Ron Rivera and the Washington Redskins did a nice job improving their roster on paper this offseason, but will they be able to prove it on the field in 2020? While the Redskins put together an impressive draft class, there still remain some question marks. Is Dwayne Haskins the future under center? Who will start opposite of Terry McLaurin? Is the secondary good enough to compete against the elite receivers in the NFC East?

The Redskins are coming off of a 3-13 campaign, but there is still plenty to be optimistic about for this upcoming season. Washington has some new weapons on offense and added more depth along the offensive line. There are also some intriguing undrafted free agents that could have a chance to make the roster as well, which is why training camp will be fun to follow. Below, we will break down what the Redskins’ 2020 depth chart will look like. Several players mentioned will not make the 53-man roster, but let’s take a look at what a rough depth chart would look like for Washington right now. 

Rookies will be denoted with a (*).

Offense

The Redskins will have some tough decisions to make concerning the running back position this offseason. Rivera went out and picked up JD McKissic and Peyton Barber in free agency, and also drafted the hybrid weapon out of Memphis, Antonio Gibson. Additionally, the Redskins have Bryce Love — who missed his entire rookie season after tearing his ACL during his last year at Stanford. He was one of college football‘s most electric weapons when healthy, so you have to imagine Washington would like to keep him on roster. 

At wide receiver, it remains to be seen what will happen to Cody Latimer after his recent arrest. If he indeed is released, there are plenty of young guys who will be able to take his spot such as Emanuel Hall or Johnathon Johnson. Right now, Kelvin Harmon is probably slated to start opposite of McLaurin, but one has to wonder if Antonio Gandy-Golden out of Liberty will end up taking his spot out wide. Either way, they both are athletic wideouts who have promising futures in this league. Tight end is another position to keep an eye one. Rivera did go out and sign Logan Thomas and Richard Rodgers in free agency, but Thaddeus Moss — the undrafted son of Randy Moss — is someone many expect to have a good chance to make an immediate impact.  

As far as the offensive line goes, only 11 players are listed even though the Redskins have many more competing for spots. If I had to guess, this number will likely be cut down to nine or so by September. After trading Trent Williams to the San Francisco 49ers during the 2020 NFL Draft, Washington selected former LSU offensive tackle Saahdiq Charles. He’s probably not someone who is going to come in and immediately serve as Haskins’ blindside blocker, but he will have a chance to compete. He’s versatile enough to play on the inside, so it’s safe to say he will get more playing time there in his first season. Overall, the Redskins’ offensive line looks decent on paper heading into 2020. You just hope that everyone can remain healthy and players like Ross Pierschbacher and Wes Martin can show some improvement in year two. 

Defense

The Redskins are making the switch from a 3-4 base defense to a 4-3 in 2020. I wouldn’t put too much stock into this defensive depth chart because it’s nearly impossible to predict what Jack Del Rio is thinking concerning his front seven. The defensive line is absolutely loaded, so don’t get hung up on Ryan Kerrigan or Matt Ioannidis being listed as a “backup.” Del Rio recently said that players are going to have to deal with “not being a starter” and learn how to work in a rotation, so I expect players like Montez Sweat, Chase Young and Kerrigan to take reps both at defensive end and outside linebacker depending on the down and distance as well as what package Del Rio wants to run.

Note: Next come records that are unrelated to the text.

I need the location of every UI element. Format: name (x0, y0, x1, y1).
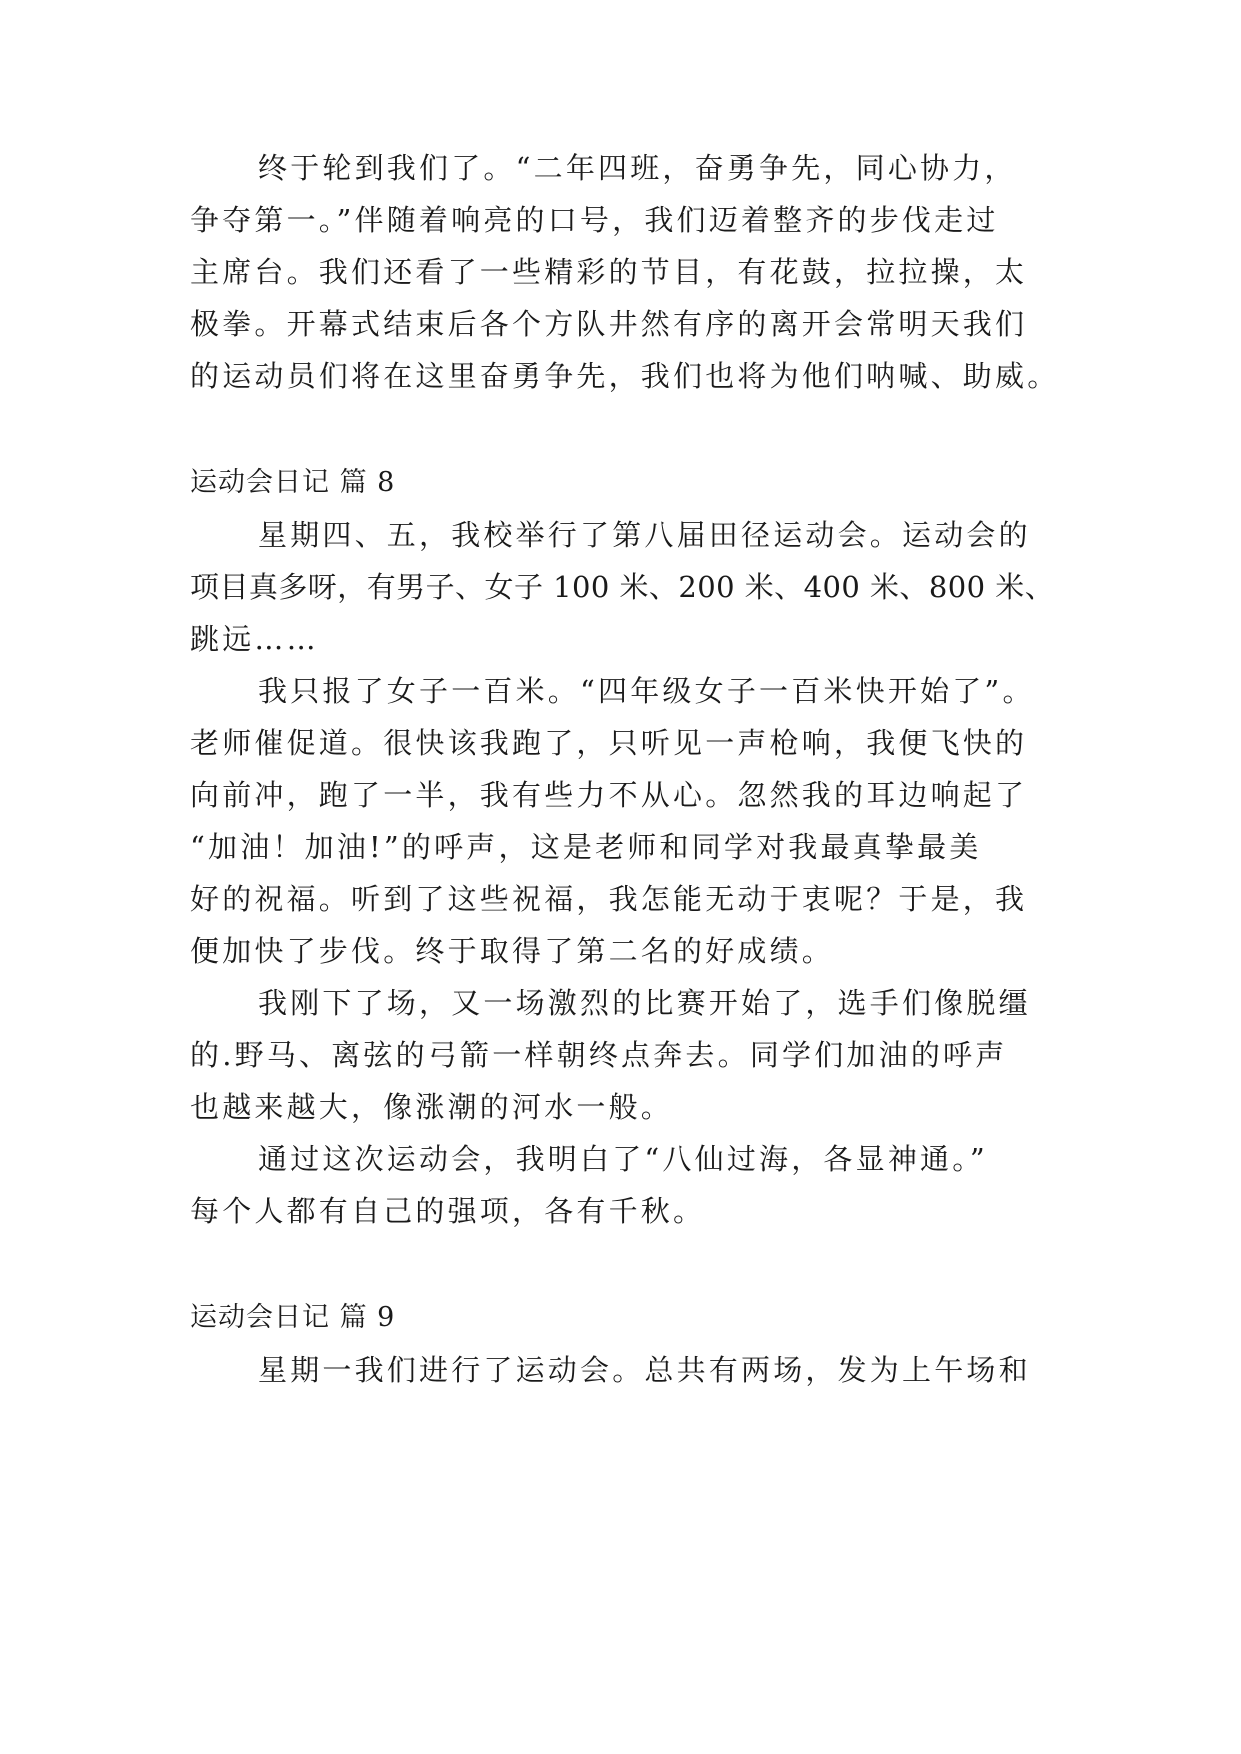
paragraph-line: 的运动员们将在这里奋勇争先，我们也将为他们呐喊、助威。 (190, 359, 1060, 393)
paragraph-line: 项目真多呀，有男子、女子 100 米、200 米、400 米、800 米、 (190, 570, 1055, 604)
paragraph-line: 星期四、五，我校举行了第八届田径运动会。运动会的 (258, 518, 1031, 552)
section-heading: 运动会日记 篇 9 (190, 1302, 396, 1333)
paragraph-line: 争夺第一。”伴随着响亮的口号，我们迈着整齐的步伐走过 (190, 203, 999, 237)
section-heading: 运动会日记 篇 8 (190, 467, 396, 498)
paragraph-line: 我刚下了场，又一场激烈的比赛开始了，选手们像脱缰 (258, 986, 1031, 1020)
paragraph-line: 终于轮到我们了。“二年四班，奋勇争先，同心协力， (258, 151, 1017, 185)
paragraph-line: 主席台。我们还看了一些精彩的节目，有花鼓，拉拉操，太 (190, 255, 1028, 289)
paragraph-line: 向前冲，跑了一半，我有些力不从心。忽然我的耳边响起了 (190, 778, 1028, 812)
paragraph-line: 我只报了女子一百米。“四年级女子一百米快开始了”。 (258, 674, 1035, 708)
paragraph-line: 便加快了步伐。终于取得了第二名的好成绩。 (190, 934, 835, 968)
paragraph-line: 星期一我们进行了运动会。总共有两场，发为上午场和 (258, 1353, 1031, 1387)
paragraph-line: 的.野马、离弦的弓箭一样朝终点奔去。同学们加油的呼声 (190, 1038, 1008, 1072)
paragraph-line: 也越来越大，像涨潮的河水一般。 (190, 1090, 674, 1124)
paragraph-line: 跳远…… (190, 622, 319, 656)
paragraph-line: “加油！加油!”的呼声，这是老师和同学对我最真挚最美 (190, 830, 982, 864)
paragraph-line: 每个人都有自己的强项，各有千秋。 (190, 1194, 706, 1228)
paragraph-line: 好的祝福。听到了这些祝福，我怎能无动于衷呢？于是，我 (190, 882, 1028, 916)
paragraph-line: 极拳。开幕式结束后各个方队井然有序的离开会常明天我们 (190, 307, 1028, 341)
paragraph-line: 通过这次运动会，我明白了“八仙过海，各显神通。” (258, 1142, 988, 1176)
paragraph-line: 老师催促道。很快该我跑了，只听见一声枪响，我便飞快的 (190, 726, 1028, 760)
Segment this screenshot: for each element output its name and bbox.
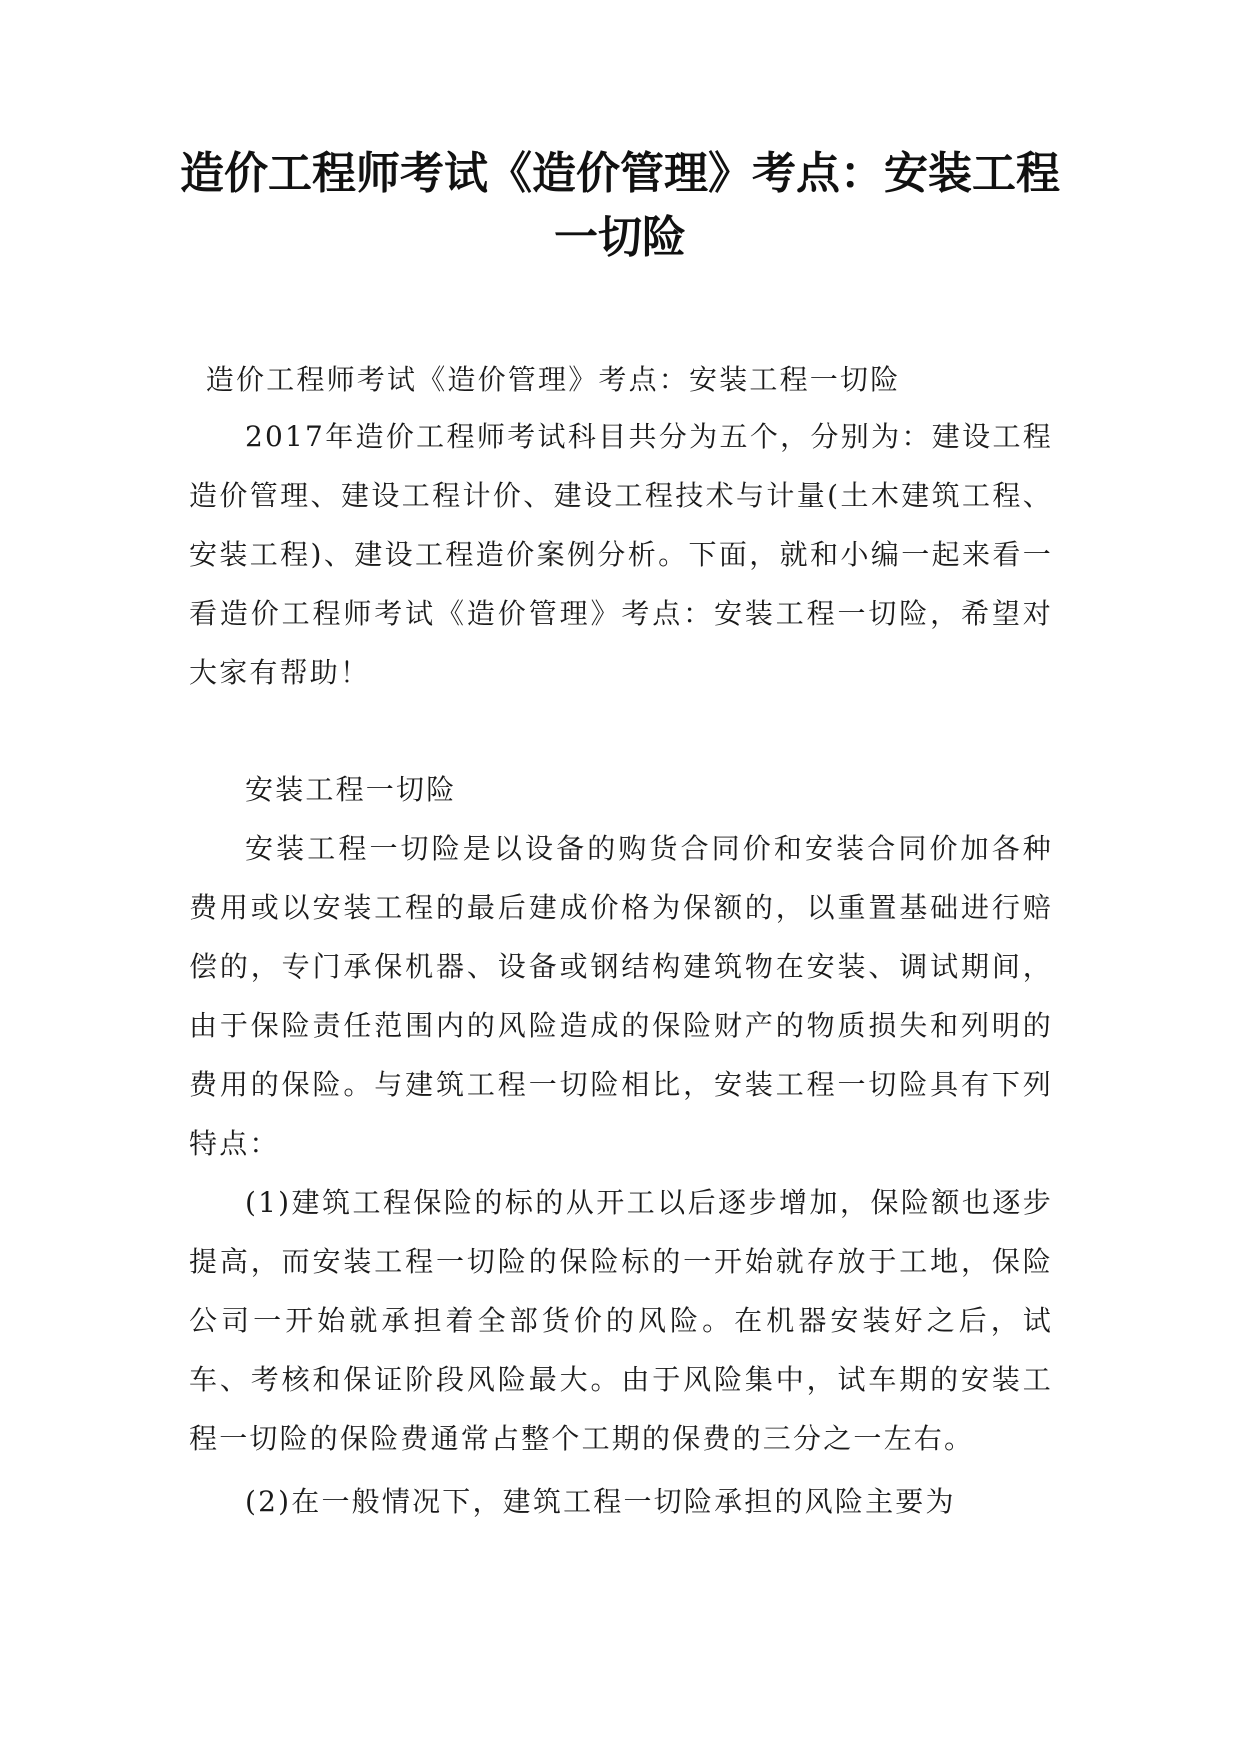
definition-paragraph: 安装工程一切险是以设备的购货合同价和安装合同价加各种费用或以安装工程的最后建成价格为保额的，以重置基础进行赔偿的，专门承保机器、设备或钢结构建筑物在安装、调试期间，由于保险责任范围内的风险造成的保险财产的物质损失和列明的费用的保险。与建筑工程一切险相比，安装工程一切险具有下列特点： xyxy=(189,832,1053,1160)
document-body xyxy=(189,350,1053,1531)
document-title: 造价工程师考试《造价管理》考点：安装工程一切险 xyxy=(180,148,1060,263)
intro-paragraph: 2017年造价工程师考试科目共分为五个，分别为：建设工程造价管理、建设工程计价、建设工程技术与计量(土木建筑工程、安装工程)、建设工程造价案例分析。下面，就和小编一起来看一看造价工程师考试《造价管理》考点：安装工程一切险，希望对大家有帮助！ xyxy=(189,420,1053,689)
document-subtitle: 造价工程师考试《造价管理》考点：安装工程一切险 xyxy=(205,363,901,396)
point-1-paragraph: (1)建筑工程保险的标的从开工以后逐步增加，保险额也逐步提高，而安装工程一切险的保险标的一开始就存放于工地，保险公司一开始就承担着全部货价的风险。在机器安装好之后，试车、考核和保证阶段风险最大。由于风险集中，试车期的安装工程一切险的保险费通常占整个工期的保费的三分之一左右。 xyxy=(189,1186,1053,1455)
point-2-paragraph: (2)在一般情况下，建筑工程一切险承担的风险主要为 xyxy=(245,1485,956,1518)
section-heading: 安装工程一切险 xyxy=(245,773,457,806)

The linebackers are tough to predict as well. Jon Bostic had a nice season as an inside backer as did rookie Cole Holcomb. The latter may have enough versatility to start on the outside, so that’s where he’s listed now. The Redskins did go out and sign veteran Thomas Davis as well, so he will be a starter either in the middle or on the weak side. Expect a breakout season from Ryan Anderson, who is finally playing in a scheme that is fitted to his liking. He is more of a 4-3 outside linebacker than a 3-4 pass rusher, so keep an eye on him. 

The cornerback position is a bit of a question mark in 2020. Kendall Fuller and Fabian Moreau are decent corners, but they aren’t exactly elite starters. Landon Collins is high on second-year corner Jimmy Moreland this season, and many are hoping he can develop into a legitimate starter. 

Special teams

The Redskins have some nice specialists in Dustin Hopkins and Tress Way, plus Sims Jr. showed potential as a returner. I’m curious to see who will challenge him in training camp — maybe it will be one of the rookies or even Moreland.